Homeowners cite many different reasons for building a fence. Some want their yards to feel more secure, while others just want to block the neighbors out. Still others need an enclosure for containing children and small pets. So you put up a fence, dust off your hands and figure, “problem solved.” Right?
Maybe not. Without the proper resources to help them decide which type of fence will best meet their needs, homeowners can sometimes end up choosing the wrong type of fence for the job. Here’s a look at common fence dysfunctions and how to address them:
Privacy. A large proportion of cedar fences being built these days are for privacy purposes. A solid style cedar fence has no gaps in it, so the neighbors can’t peek in on your backyard activities — theoretically. Keep in mind, however, that a six-foot privacy fence may block the view to your yard from ground level, but it won’t obstruct the line of sight from your neighbor’s second-story deck or window.
The solution: Strategically, a well-placed trellis or back yard pergola can also achieve this goal.
Security. People often expect their six-foot privacy fences to double as security fences.
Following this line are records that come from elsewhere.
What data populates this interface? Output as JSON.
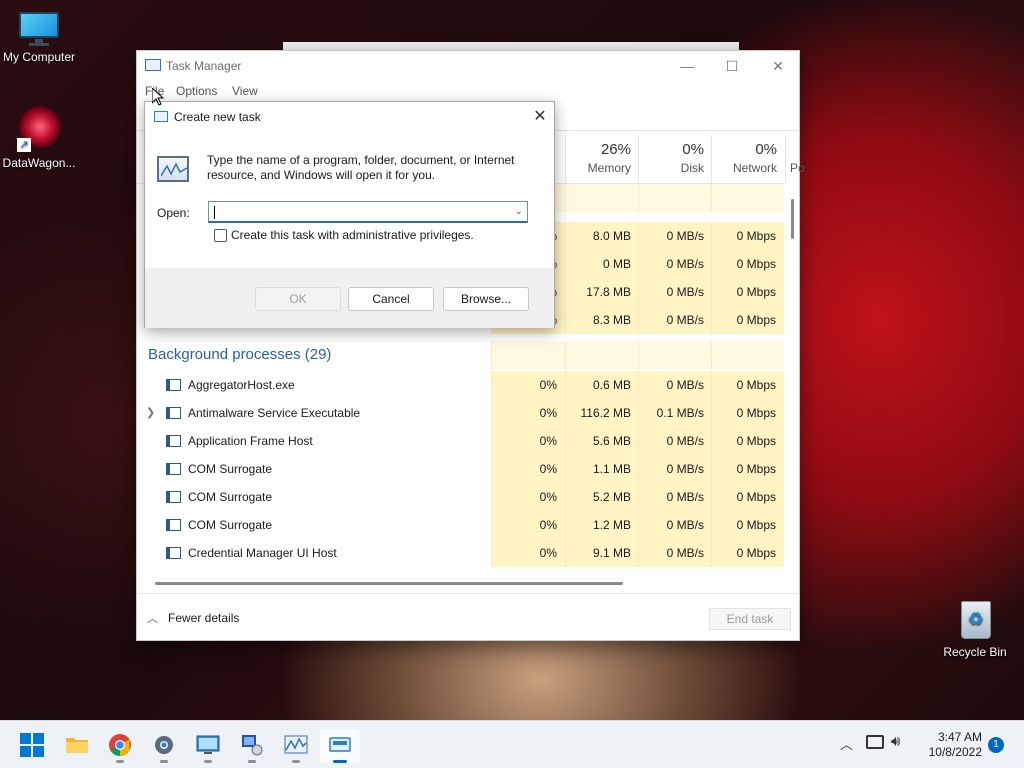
{
  "desktop": {
    "icons": [
      {
        "label": "My Computer"
      },
      {
        "label": "DataWagon..."
      },
      {
        "label": "Recycle Bin"
      }
    ]
  },
  "task_manager": {
    "title": "Task Manager",
    "menu": [
      "File",
      "Options",
      "View"
    ],
    "columns": {
      "memory": {
        "pct": "26%",
        "label": "Memory"
      },
      "disk": {
        "pct": "0%",
        "label": "Disk"
      },
      "network": {
        "pct": "0%",
        "label": "Network"
      },
      "power": {
        "label": "Po"
      }
    },
    "app_rows": [
      {
        "cpu": "%",
        "memory": "8.0 MB",
        "disk": "0 MB/s",
        "network": "0 Mbps"
      },
      {
        "cpu": "%",
        "memory": "0 MB",
        "disk": "0 MB/s",
        "network": "0 Mbps"
      },
      {
        "cpu": "%",
        "memory": "17.8 MB",
        "disk": "0 MB/s",
        "network": "0 Mbps"
      },
      {
        "cpu": "%",
        "memory": "8.3 MB",
        "disk": "0 MB/s",
        "network": "0 Mbps"
      }
    ],
    "background_section": "Background processes (29)",
    "processes": [
      {
        "name": "AggregatorHost.exe",
        "cpu": "0%",
        "memory": "0.6 MB",
        "disk": "0 MB/s",
        "network": "0 Mbps"
      },
      {
        "name": "Antimalware Service Executable",
        "cpu": "0%",
        "memory": "116.2 MB",
        "disk": "0.1 MB/s",
        "network": "0 Mbps"
      },
      {
        "name": "Application Frame Host",
        "cpu": "0%",
        "memory": "5.6 MB",
        "disk": "0 MB/s",
        "network": "0 Mbps"
      },
      {
        "name": "COM Surrogate",
        "cpu": "0%",
        "memory": "1.1 MB",
        "disk": "0 MB/s",
        "network": "0 Mbps"
      },
      {
        "name": "COM Surrogate",
        "cpu": "0%",
        "memory": "5.2 MB",
        "disk": "0 MB/s",
        "network": "0 Mbps"
      },
      {
        "name": "COM Surrogate",
        "cpu": "0%",
        "memory": "1.2 MB",
        "disk": "0 MB/s",
        "network": "0 Mbps"
      },
      {
        "name": "Credential Manager UI Host",
        "cpu": "0%",
        "memory": "9.1 MB",
        "disk": "0 MB/s",
        "network": "0 Mbps"
      }
    ],
    "footer": {
      "fewer_details": "Fewer details",
      "end_task": "End task"
    }
  },
  "dialog": {
    "title": "Create new task",
    "description": "Type the name of a program, folder, document, or Internet resource, and Windows will open it for you.",
    "open_label": "Open:",
    "open_value": "",
    "admin_label": "Create this task with administrative privileges.",
    "admin_checked": false,
    "ok": "OK",
    "cancel": "Cancel",
    "browse": "Browse..."
  },
  "taskbar": {
    "items": [
      "start",
      "file-explorer",
      "chrome",
      "settings",
      "remote-desktop",
      "network-manager",
      "task-manager",
      "run"
    ],
    "time": "3:47 AM",
    "date": "10/8/2022",
    "notifications": "1"
  }
}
A cedar privacy fence can make it harder for an intruder to enter your yard.
The solution: If you’re serious about security, a vinyl coated chain link fence is a good choice because its gaps provide no cover for criminal activity if some one should enter your yard. Several colors are available, giving the fence a sophisticated look. Ornamental aluminum fencing is also a deterrent with its pointed pickets.
Enclosure. Many homeowners rely on their cedar fences to keep pets in — or to keep other pesky critters out. However, some dedicated animals are masters at digging their way under a fence. If your pet keeps escaping beneath your cedar fence, or if rabbits or raccoons are digging their way in, no amount of fence height will accomplish the job.
The solution: Bury a stretch of horizontal wire mesh fencing about 6 inches underground in problem areas.